Attorney General Jeff Sessions traveled to El Salvador on Thursday to talk about gang violence and meet with local law enforcement officials and former MS-13 members.

The most significant Tier 1 gangs identified in DPS’s Region Six, which covers most of Central Texas, including Travis County, were Tango Orejon, San Antonio’s Tango clique, Austin’s Tango La Capirucha and the Texas Mexican Mafia.

The largest and most active street gangs in the region, however, included gangs catalogued in Tiers 2 and 3 such as the Bloods, Sureños, Crips and Gangster Disciples, and strong prison gangs include the Texas Syndicate, the Aryan Brotherhood of Texas and the Aryan Circle.

The report also said MS-13 has a presence in Travis County, though it characterizes the state as mostly a passing point for the gang.

“While the increase in the presence of the MS-13 grows, it appears that Texas is continually used (as) a transitional zone, as gang members are traveling onward to the U.S. East Coast,” the report says.

The DPS report highlights the challenges and successes of law enforcement agencies across the state charged with disrupting criminal activity of these organizations.

A documented member of the Sureños made headlines earlier this month when he was arrested by immigration officials after being released from the Travis County Jail despite an immigration detainer being filed against him.

The man, identified by authorities as Julio Cesar Mendoza-Caballero, 33, had been deported four times and had a criminal history that included convictions for theft of a firearm, unlawfully carrying a weapon and prostitution.

Authorities also noted that the Bandidos Motorcycle Club is a significant gang in the area and pointed to a simmering rivalry with the Cossacks Motorcycle Club as a reason for a deadly shootout at a Twin Peaks restaurant in Waco that left nine people dead in 2015.

That same year, DPS special agents in Austin, San Antonio and San Marcos executed search and arrest warrants on Texas Mexican Mafia members. The operation included Austin police, along with several other local law enforcement agencies, and resulted in six arrests, according to DPS. One of the gang’s suppliers was also picked up at the Eagle Pass border checkpoint for possession with intent to distribute a controlled substance, the agency said.
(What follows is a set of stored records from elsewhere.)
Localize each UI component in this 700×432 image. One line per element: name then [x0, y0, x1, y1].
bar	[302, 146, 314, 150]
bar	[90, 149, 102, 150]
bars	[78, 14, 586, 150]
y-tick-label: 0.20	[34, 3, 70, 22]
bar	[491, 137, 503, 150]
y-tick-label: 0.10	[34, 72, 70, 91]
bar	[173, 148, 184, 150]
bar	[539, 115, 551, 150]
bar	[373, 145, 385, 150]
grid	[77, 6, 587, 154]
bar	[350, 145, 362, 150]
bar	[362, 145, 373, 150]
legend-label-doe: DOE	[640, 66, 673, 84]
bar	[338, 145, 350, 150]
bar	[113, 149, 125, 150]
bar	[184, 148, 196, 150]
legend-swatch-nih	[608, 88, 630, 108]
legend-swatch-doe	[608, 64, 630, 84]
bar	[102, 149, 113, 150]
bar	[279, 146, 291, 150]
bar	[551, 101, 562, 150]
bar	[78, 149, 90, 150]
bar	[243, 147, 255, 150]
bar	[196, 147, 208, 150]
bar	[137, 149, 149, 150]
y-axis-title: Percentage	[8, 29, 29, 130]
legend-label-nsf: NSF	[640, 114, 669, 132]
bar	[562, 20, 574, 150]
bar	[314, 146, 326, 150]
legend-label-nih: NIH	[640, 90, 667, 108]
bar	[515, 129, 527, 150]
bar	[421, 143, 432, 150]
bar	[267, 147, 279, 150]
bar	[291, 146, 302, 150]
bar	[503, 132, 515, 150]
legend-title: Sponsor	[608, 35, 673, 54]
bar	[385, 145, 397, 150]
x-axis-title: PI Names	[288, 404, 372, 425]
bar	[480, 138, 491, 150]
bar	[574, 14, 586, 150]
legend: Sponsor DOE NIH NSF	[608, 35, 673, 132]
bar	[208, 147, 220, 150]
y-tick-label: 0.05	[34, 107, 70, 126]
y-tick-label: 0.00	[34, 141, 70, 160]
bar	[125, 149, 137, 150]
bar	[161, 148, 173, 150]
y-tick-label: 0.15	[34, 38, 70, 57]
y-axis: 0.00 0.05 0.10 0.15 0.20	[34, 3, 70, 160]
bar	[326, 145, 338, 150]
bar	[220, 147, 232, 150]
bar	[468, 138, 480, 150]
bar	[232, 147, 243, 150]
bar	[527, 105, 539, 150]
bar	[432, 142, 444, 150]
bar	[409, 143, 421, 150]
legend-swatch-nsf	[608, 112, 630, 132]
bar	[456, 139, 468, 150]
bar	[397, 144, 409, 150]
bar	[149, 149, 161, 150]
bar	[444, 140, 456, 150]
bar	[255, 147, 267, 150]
The assessment said that of all the tier-ranked gang members who entered the Texas corrections system in 2016, 20 percent came from Region Six.

Travis County sheriff’s Maj. Wes Priddy said gangs compose roughly 10 percent of the county’s jail population, on average. On Thursday, 292 of 2,554 inmates in Travis County were listed as current or former gang members.

Priddy said that not all gang members bring violence with them into jail but that authorities do have to pay special attention to make sure gang violence doesn’t become an issue.

“With over 10 percent of our population being identified as having a gang affiliation of some sort, it becomes problematic to keep all of those individuals away from each other,” Priddy said.

The report says there are about 100,000 gang members in Texas.

Tier 2 gangs include the Texas Syndicate, the Crips, the Bloods, Partido Revolucionario Mexicano, the Bandidos Motorcycle Club, Barrio Azteca, the Sureños, the Aryan Circle, the Aryan Brotherhood of Texas and the Texas Chicano Brotherhood.

The Texas Syndicate was downgraded to a Tier 2 gang in this year’s assessment due in part to law enforcement efforts to disrupt the gang as well as a siphoning of power from Tango Blast and local Tango cliques both inside and outside of prison.

“The gang, with their lax membership structure, continues to grow largely unrestricted both inside and outside the Texas prison system. When combined, Tango Blast and Tango cliques have the largest membership levels in Texas, and even individual cliques are outnumbering most gangs,” the report said. “Tango members engage in a variety of crimes across the state, including transnational crimes along the Mexico border.”

Tier 3 gangs include the Gangster Disciples, Hermandad de Pistoleros Latinos, Paisas/Mexicles, 18th Street, the Tri-City Bombers and Raza Unida.